46) Die Rosen auf dem Birnbaume zu Bleifeld.
S. Eisel a.a.O. Nr. 683. Greß S. 86 fgg.
Vor Alters lag zwischen Schleifreisen und Bobeck mitten im Walde ein großes Dorf, Bleifeld genannt, jetzt ist es freilich längst nicht mehr da und an der Stelle der stattlichen Häuser seiner Insassen wächst jetzt düsteres Moos und Haidekraut, kaum zeigen noch einige zerbrochene Steine seine einstige Lage an.

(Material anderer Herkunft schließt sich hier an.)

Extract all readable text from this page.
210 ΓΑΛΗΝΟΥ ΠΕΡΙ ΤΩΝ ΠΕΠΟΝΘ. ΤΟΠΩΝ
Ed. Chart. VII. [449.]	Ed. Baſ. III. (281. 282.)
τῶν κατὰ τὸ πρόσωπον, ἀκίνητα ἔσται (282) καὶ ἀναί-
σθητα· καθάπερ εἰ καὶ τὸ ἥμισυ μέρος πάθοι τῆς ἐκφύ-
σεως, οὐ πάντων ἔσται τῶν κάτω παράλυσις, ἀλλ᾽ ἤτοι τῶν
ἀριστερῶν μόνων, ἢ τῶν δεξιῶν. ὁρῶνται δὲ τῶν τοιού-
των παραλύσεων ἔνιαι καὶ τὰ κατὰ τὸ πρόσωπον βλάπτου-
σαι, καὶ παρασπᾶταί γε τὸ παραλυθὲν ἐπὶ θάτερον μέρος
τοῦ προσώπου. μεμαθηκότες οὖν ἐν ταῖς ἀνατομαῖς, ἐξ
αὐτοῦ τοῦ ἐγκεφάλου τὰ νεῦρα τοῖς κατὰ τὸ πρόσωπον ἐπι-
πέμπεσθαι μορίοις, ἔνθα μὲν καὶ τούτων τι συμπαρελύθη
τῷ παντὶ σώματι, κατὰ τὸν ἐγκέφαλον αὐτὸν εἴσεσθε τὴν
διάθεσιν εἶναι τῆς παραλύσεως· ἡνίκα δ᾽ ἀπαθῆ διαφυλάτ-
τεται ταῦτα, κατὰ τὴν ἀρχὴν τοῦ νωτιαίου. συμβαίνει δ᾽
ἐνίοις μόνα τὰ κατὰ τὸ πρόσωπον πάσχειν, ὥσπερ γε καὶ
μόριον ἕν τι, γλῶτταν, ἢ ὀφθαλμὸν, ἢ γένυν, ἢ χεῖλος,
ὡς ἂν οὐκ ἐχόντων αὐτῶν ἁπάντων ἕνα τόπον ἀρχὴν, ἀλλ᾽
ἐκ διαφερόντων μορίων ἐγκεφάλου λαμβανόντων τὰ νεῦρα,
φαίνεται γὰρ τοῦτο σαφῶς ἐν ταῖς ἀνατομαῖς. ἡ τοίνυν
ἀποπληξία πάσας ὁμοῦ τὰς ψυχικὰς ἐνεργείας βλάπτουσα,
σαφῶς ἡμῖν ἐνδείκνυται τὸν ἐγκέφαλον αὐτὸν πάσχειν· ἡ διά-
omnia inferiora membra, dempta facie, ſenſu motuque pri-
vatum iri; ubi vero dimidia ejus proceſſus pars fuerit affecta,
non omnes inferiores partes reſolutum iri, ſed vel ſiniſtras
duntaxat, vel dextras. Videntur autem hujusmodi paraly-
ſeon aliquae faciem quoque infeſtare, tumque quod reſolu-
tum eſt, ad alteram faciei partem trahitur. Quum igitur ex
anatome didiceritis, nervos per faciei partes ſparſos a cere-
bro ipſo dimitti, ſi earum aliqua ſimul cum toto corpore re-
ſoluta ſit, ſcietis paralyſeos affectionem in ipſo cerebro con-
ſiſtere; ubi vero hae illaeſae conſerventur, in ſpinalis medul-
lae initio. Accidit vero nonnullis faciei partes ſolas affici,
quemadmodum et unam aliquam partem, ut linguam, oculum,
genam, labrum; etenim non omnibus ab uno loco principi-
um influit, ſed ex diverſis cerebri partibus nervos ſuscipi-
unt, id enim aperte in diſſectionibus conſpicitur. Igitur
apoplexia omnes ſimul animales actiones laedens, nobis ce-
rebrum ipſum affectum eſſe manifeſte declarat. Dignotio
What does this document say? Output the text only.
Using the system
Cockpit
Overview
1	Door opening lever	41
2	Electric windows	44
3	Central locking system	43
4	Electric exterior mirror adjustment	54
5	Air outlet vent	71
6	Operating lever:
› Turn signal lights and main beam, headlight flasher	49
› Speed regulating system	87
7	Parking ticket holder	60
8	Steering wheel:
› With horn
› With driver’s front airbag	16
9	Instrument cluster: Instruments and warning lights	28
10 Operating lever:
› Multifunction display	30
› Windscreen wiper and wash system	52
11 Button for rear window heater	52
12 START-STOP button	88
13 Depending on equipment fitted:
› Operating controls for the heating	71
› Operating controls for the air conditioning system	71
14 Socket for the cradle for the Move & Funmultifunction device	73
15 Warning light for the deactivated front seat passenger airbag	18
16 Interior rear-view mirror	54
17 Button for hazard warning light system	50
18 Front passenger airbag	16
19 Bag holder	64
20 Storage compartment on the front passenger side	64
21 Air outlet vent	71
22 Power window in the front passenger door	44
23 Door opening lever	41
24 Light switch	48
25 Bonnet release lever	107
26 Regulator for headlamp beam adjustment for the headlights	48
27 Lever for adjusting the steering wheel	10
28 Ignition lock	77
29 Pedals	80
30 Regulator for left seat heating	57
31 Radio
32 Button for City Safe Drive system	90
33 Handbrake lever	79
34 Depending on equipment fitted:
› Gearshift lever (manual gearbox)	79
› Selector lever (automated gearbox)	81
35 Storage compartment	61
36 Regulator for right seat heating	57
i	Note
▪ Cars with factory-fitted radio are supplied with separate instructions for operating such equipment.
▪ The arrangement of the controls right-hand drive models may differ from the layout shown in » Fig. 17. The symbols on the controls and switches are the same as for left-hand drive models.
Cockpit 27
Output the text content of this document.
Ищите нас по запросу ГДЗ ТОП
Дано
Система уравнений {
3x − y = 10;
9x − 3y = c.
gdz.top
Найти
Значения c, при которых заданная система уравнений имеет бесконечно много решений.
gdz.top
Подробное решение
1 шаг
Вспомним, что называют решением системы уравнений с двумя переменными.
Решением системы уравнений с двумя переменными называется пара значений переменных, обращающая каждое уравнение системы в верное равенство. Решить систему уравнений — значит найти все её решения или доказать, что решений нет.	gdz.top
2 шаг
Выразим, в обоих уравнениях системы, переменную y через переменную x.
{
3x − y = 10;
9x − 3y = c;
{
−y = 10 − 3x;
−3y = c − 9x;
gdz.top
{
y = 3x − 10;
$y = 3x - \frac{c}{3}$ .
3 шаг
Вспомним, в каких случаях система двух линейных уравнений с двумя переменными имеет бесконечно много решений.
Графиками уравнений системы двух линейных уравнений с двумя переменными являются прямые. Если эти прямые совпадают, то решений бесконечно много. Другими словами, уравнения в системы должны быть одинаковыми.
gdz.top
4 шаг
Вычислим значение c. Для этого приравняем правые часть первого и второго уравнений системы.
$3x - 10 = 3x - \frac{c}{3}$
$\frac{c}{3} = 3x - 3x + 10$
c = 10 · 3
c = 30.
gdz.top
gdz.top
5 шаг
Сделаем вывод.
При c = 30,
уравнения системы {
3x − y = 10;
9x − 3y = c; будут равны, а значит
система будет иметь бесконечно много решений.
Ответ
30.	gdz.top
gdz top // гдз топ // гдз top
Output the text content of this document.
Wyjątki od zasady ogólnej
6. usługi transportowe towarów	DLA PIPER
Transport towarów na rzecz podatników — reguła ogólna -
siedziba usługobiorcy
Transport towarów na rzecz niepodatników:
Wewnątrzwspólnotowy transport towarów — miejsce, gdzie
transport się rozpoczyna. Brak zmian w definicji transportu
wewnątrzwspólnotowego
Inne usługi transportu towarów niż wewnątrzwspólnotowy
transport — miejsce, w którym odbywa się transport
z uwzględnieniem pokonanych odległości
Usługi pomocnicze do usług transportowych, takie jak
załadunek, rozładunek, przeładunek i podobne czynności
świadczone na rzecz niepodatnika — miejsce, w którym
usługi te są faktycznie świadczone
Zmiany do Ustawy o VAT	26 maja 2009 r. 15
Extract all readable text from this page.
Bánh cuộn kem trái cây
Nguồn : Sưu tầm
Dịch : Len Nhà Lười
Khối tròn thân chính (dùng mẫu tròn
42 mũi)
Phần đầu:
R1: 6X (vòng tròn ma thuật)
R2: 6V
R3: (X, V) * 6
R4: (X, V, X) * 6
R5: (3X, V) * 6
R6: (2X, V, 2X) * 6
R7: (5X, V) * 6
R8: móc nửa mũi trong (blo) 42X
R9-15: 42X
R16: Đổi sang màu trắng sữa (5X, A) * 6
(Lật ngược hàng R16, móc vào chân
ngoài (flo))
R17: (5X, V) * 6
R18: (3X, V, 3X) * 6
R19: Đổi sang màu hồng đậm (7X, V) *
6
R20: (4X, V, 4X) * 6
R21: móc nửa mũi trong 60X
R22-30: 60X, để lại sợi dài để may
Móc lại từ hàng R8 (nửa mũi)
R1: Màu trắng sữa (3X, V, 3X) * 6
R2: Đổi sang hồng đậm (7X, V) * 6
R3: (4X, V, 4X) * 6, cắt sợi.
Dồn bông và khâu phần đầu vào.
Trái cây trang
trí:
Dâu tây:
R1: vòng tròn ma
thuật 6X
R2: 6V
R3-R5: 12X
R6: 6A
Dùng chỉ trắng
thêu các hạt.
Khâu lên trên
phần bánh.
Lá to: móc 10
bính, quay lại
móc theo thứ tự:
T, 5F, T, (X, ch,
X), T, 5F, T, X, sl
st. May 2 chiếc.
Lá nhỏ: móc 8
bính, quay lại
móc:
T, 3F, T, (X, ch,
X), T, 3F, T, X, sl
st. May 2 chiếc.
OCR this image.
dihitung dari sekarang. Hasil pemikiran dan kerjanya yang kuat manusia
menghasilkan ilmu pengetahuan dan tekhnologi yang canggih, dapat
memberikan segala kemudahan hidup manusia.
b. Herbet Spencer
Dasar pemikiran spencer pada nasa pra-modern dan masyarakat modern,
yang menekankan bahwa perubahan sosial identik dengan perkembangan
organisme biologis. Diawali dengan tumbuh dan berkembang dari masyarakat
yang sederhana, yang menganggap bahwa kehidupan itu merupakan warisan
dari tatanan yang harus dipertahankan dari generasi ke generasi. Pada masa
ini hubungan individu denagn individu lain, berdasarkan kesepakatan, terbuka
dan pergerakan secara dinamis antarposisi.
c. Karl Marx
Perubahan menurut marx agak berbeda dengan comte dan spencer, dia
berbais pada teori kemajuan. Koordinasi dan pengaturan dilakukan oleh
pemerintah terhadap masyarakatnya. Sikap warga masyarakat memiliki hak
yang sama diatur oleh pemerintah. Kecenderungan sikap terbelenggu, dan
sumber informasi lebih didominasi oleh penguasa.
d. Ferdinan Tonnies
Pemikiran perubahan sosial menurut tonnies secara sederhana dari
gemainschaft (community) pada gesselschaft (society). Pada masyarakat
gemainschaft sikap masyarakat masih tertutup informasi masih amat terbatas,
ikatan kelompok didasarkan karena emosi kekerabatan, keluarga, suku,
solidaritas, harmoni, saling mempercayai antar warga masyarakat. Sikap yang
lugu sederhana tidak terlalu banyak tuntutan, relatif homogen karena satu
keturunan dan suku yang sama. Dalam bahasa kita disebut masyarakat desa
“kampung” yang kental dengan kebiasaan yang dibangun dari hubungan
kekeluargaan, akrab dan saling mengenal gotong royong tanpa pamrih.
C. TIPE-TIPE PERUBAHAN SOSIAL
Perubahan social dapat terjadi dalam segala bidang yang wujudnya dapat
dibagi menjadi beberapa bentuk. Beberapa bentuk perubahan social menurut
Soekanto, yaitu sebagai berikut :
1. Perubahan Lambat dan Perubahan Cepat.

In dem Dorfe wohnte aber einst ein steinreicher Bauer, der einen einzigen Sohn hatte, den er recht gern mit einer reichen Bauerstochter verheirathet hätte. Allein immer machte derselbe Ausflüchte, sobald er ihm diese oder jene gute Parthie anbot und der Alte kam natürlicher Weise bald auf den Gedanken, sein Sohn müsse eine geheime Liebschaft haben, die er ihm nicht sagen wolle oder könne. Er belauerte also seine Gänge und so belauschte er ihn denn eines Abends, als er unter dem Birnbaume im Garten einem braven, aber blutarmen Mädchen, der Tochter eines Tagelöhners aus dem Dorfe, ewige Liebe schwor und ihr aufs Heiligste versprach sie zu ehelichen. Zornig trat der Vater zwischen sie und betheuerte, nicht eher solle sein Sohn diese Betteldirne heirathen, bis der alte Birnbaum statt Birnen Rosen tragen werde. Der Himmel aber erbarmte sich der Liebenden. Im nächsten Frühjahre konnte man an dem alten Birnbaume, mitten unter den weißen Blüthen zwei Rosen blühen sehen, außen weiß, innen roth! Da regte sich denn auch des Alten Gewissen, er gab seine Einwilligung zur Verehelichung der Beiden und die arme Schwiegertochter pflegte ihn treulich bis an seinen Tod, besser als es wohl eine reiche gethan hätte.